BBMP’s beautification drive threatens eco park

BBMP’s beautification drive threatens eco park
Bangalore:June 28, DHNS:

An eco park, full of rare and precious varieties of herbs, trees and healing plants, in south Bangalore is under threat from BBMP's beautification drive.

Dr M L Lalitha of the Lakshmivenkantaswamy Temple Trust in Padmanabhanagar, Ward No 182, who is on a crusade to "save" the park from BBMP's move to fence, pave, light and beautify it, says “Whoever has heard of designer lights, imported tiles and metal fencing in an eco park? Why ruin a natural environment, which has been offering quiet relief to people with all kinds of respiratory problems in an otherwise polluted city, with attempts at beautification?" she asks.

For 30 years now, the trust has been maintaining the eco park, which has earned appreciation from environmentalists like A N Yellappa Reddy (See Box).
Once a hillock, the park now houses a temple, bamboo thickets, groves of 'bilva' and 'kadamba' trees, scores of medicinal and herbal plants - and weeds. The park has largely been left to the temple trustees to manage. And led by Lalitha, the trustees were happy to leave things to nature. At the park, fallen leaves turned into manure through composting; soil erosion was prevented by bamboo thickets that ring the park; and boulders were the natural fencing.

But over the last few weeks, this has begun to change.

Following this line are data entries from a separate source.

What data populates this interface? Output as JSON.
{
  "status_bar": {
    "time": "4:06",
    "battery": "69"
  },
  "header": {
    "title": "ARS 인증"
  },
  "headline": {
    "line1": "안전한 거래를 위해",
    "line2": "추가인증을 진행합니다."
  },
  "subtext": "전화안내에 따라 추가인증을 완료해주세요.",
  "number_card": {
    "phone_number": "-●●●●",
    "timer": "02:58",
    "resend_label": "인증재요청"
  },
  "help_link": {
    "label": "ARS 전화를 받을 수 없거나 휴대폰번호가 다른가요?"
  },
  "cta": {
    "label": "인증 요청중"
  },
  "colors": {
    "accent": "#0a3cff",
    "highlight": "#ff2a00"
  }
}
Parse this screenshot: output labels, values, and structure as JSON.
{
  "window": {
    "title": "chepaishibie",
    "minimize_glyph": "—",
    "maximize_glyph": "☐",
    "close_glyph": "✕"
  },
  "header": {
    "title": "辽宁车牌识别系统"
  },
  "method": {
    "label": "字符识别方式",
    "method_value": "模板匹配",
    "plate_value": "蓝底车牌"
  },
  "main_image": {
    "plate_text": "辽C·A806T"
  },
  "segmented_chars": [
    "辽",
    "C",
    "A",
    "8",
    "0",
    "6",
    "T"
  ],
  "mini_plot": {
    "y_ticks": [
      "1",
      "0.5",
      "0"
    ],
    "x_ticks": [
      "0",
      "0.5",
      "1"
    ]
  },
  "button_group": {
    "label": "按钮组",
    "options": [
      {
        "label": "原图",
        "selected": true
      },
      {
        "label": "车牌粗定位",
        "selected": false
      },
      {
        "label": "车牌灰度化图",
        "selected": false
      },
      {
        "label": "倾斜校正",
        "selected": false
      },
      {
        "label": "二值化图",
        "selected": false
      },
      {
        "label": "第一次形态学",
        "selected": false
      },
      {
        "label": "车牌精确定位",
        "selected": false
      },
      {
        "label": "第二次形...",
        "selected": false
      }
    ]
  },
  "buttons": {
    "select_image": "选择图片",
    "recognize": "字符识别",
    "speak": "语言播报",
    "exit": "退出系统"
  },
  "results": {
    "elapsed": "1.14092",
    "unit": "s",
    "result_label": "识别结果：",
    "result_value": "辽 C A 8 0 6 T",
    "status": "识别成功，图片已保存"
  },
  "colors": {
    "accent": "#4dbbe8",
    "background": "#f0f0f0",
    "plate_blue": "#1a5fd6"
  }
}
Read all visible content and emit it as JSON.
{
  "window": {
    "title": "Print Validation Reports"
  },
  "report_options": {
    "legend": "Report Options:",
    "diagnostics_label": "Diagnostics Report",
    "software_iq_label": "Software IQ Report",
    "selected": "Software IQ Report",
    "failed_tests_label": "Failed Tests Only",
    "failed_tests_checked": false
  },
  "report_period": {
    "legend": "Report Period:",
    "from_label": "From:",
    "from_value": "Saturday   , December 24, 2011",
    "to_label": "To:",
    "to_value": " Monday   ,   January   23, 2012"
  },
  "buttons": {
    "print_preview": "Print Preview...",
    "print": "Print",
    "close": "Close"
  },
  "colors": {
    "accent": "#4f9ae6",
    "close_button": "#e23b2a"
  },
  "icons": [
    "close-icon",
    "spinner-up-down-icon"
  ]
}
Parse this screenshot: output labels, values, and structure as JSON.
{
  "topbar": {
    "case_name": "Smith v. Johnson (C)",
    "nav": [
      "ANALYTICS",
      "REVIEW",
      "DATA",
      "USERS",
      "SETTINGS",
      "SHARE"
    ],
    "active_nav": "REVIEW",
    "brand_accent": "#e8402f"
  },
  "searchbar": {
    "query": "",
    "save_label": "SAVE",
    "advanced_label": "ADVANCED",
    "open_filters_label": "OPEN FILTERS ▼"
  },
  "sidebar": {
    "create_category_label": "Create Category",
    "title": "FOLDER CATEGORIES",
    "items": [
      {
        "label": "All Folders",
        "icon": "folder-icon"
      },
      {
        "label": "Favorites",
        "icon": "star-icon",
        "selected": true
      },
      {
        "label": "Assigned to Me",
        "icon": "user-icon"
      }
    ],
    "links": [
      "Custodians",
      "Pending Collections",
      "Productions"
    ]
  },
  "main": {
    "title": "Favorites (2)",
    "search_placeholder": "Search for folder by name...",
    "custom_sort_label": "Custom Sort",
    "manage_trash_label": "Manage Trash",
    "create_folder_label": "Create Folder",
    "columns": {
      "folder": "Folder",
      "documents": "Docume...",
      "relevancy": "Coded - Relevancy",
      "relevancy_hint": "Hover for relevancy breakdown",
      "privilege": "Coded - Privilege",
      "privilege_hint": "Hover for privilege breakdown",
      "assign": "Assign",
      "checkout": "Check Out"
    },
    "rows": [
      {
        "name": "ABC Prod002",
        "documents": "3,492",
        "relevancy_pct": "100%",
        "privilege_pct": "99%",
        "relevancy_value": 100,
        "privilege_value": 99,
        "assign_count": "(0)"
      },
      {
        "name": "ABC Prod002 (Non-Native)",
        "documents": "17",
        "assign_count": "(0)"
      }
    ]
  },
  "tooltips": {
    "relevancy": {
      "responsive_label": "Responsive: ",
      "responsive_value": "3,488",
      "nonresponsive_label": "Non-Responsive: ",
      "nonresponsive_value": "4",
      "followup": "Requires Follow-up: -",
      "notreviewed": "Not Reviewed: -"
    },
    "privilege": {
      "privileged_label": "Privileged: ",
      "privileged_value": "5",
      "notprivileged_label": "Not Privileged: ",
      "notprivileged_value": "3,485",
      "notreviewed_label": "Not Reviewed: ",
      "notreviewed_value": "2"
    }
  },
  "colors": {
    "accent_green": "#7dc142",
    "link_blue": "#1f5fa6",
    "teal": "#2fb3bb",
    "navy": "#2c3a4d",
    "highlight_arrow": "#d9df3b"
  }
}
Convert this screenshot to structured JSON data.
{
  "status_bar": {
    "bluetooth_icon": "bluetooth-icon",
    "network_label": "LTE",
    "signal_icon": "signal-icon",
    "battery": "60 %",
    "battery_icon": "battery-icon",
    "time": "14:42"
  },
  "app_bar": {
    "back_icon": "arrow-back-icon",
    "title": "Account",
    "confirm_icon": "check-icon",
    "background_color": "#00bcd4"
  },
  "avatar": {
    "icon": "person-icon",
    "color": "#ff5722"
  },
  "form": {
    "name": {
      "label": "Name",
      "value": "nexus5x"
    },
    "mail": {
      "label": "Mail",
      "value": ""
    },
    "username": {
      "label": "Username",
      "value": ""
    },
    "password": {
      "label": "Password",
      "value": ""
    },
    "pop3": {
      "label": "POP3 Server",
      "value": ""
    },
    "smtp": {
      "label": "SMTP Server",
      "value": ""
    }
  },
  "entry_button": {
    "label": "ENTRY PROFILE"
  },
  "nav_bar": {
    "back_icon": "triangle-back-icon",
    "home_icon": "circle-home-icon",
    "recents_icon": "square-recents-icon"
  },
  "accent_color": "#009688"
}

The boulders on the outer edge have been replaced with metal and wire fencing; the stone slabs are making way for tiles, and lights have been installed.
Lalitha fears that trees like the champaka, the palash, the saptha parini and the shwetha ashwatha with their documented medicinal properties could "fall prey to thoughtless beautification".

Surprisingly, her fears are rubbished - not by the BBMP whose ward office is bang opposite the eco park- but by a group of silver-haired men, members of a senior citizens' club at the very same park, who insist that "beautification" will help them "pass time in a better way" in the park.
"This is the only park in Padmanabhanagar for us to visit. We want it protected, fenced and maintained," they argue.

"We will be able to walk around if there are tiles as the stone pathway is undulating and the natural gradient of the park is steep," says K Basavaraj, who retired from NGEF and has made the park his evening haunt for the last 3 years.
But L Srinivas, the area corporator, is determined to see the beautification project through.

"People have come to my doorstep, requesting me to give them a nice park. I have to listen to them. Poor Lalithamma has also worked hard planting all those trees that are supposedly good for health. What to do? I cannot disappoint the people. I have got funds released for beautification. I have spent Rs 15 lakh on fencing. I will be spending another Rs 5 lakh on paving. I will go by what the majority wants. Like other parks in Bangalore, BBMP will maintain this park, keep it clean and lock the gates at certain time,"
he says.
DH News Service

Lights will hit birds, animals
" Installing lights in an eco park destroys the habitats of nocturnal creatures. Bangalore has lost all over 200 villages and 200 tree groves or 'gundu thopu's - natural biodiversity sites in these villages. We cannot afford to lose more such precious sites," says A N Yellapa Reddy, former secretary to the government, Department of Forests & Environment.